Я вошёл в слияние и запустил движок.

И тут же меня грубо оторвали от леталки.

— Это ещё что? — прошипел Никифоров. — У тебя со слухом плохо? Я тебе что сказал?

— Что поднимете машину сами, да, я помню, — зло выпалил я. — Только это несерьёзно. Что я подключаться могу, вы уже видели. Задание ваше в нейродрайве и грудной младенец выполнит. Вы чего хотите — действительно меня проверить, или просто отделаться побыстрей?

Я ожидал взрыва. Но майор укоризненно покачал головой, хмыкнул — и спокойно, даже миролюбиво заметил:

— На старших по званию орать не рекомендуется, сынок. В твоём положении в особенности. Так значит, ты у нас борзый, да?

Никифоров потеребил губу, продолжил:

— Взлетать сам хочешь? И садиться сам? Нервишки, похоже, щупаешь у старого летуна?

Майор откинулся в кресле, демонстративно скрестил руки на груди и спросил:

— Ну, и чего тогда тянешь?

Я вошёл в слияние — и взмыл в воздух.

Вообще-то, так взлетать не полагалось — по спирали, почти вертикально ввинчиваясь в тугой упругий поток, на ходу горяча ещё не разогревшийся толком движок.

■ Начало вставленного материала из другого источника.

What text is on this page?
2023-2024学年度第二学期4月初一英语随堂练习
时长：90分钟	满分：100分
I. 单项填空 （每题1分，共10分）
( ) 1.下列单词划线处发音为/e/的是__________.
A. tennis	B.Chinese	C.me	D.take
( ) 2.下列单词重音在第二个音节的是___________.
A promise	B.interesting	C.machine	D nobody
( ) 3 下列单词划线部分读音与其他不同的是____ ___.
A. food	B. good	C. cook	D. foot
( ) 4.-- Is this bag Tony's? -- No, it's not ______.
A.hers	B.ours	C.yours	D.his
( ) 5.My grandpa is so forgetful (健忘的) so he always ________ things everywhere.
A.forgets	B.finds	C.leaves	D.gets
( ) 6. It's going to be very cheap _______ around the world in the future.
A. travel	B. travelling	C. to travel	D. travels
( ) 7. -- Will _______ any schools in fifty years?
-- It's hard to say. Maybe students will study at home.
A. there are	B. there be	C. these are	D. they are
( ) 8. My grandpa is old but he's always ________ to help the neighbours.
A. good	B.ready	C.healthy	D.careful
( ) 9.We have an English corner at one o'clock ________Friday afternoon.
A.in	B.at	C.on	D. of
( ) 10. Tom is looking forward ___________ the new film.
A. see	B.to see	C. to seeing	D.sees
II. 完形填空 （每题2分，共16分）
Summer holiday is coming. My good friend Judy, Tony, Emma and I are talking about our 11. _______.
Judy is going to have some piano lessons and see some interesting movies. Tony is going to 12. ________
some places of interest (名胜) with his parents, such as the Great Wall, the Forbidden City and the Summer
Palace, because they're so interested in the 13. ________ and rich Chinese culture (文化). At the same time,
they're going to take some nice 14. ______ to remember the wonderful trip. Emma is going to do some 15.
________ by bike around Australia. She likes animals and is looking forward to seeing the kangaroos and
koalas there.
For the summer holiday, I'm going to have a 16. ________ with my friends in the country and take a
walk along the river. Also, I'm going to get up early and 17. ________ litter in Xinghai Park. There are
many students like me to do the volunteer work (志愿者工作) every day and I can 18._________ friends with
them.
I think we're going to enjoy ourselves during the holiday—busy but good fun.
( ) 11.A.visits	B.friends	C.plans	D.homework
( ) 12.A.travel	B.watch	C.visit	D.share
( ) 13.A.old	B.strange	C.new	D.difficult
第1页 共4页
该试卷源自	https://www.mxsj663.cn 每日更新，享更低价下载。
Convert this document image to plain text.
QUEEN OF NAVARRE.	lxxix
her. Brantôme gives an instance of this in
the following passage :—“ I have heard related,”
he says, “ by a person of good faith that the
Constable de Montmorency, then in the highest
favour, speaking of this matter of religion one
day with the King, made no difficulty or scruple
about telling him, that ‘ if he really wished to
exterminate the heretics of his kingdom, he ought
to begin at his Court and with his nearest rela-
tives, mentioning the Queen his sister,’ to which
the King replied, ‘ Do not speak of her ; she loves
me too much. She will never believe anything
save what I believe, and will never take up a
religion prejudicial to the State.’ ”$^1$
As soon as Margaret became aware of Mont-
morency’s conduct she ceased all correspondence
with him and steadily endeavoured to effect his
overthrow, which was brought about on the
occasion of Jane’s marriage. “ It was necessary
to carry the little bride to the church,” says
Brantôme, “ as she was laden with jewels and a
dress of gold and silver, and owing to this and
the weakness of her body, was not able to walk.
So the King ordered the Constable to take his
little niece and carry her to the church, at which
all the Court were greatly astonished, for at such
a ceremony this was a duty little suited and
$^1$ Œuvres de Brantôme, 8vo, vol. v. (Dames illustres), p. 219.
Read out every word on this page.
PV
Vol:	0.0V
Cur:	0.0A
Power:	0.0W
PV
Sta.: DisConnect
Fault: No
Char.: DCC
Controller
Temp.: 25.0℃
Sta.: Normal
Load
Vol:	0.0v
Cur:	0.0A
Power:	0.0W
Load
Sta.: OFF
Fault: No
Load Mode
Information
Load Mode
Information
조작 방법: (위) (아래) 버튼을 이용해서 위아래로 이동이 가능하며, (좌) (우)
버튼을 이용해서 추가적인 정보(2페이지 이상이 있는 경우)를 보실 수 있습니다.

Бедной "стрекозе" едва хватало для этого мощности; "крокодилу" не хватило бы точно — эти чемоданы на подобное не способны. И надо было чувствовать двигатель так, как чувствует его нейродрайвер, чтобы пройти точненько по грани возможностей леталки — и не выскочить за них.

Небо Чайки дождалось меня.

Оно не было гостеприимным, это небо — хмурое, пронизанное насквозь ветрами, швыряющими навстречу клочья облаков, рвущими обшивку, будто мясо с костей; я даже понял, почему старый летун дал мне для начала задание попроще — потому что само небо было непростым. Переполненное необузданной, бурлящей силой, оно играло ею, как великанский ребёнок, не сознающий своих возможностей; оно бесхитростно и беззаботно дарило свои каверзные ласки — не делая скидок для того, кто вступил с ним в игру. И с той же беззаботной лёгкостью это небо могло убить — не заметив пылинки, сорванной с волнующегося полотна бешеным штормовым порывом.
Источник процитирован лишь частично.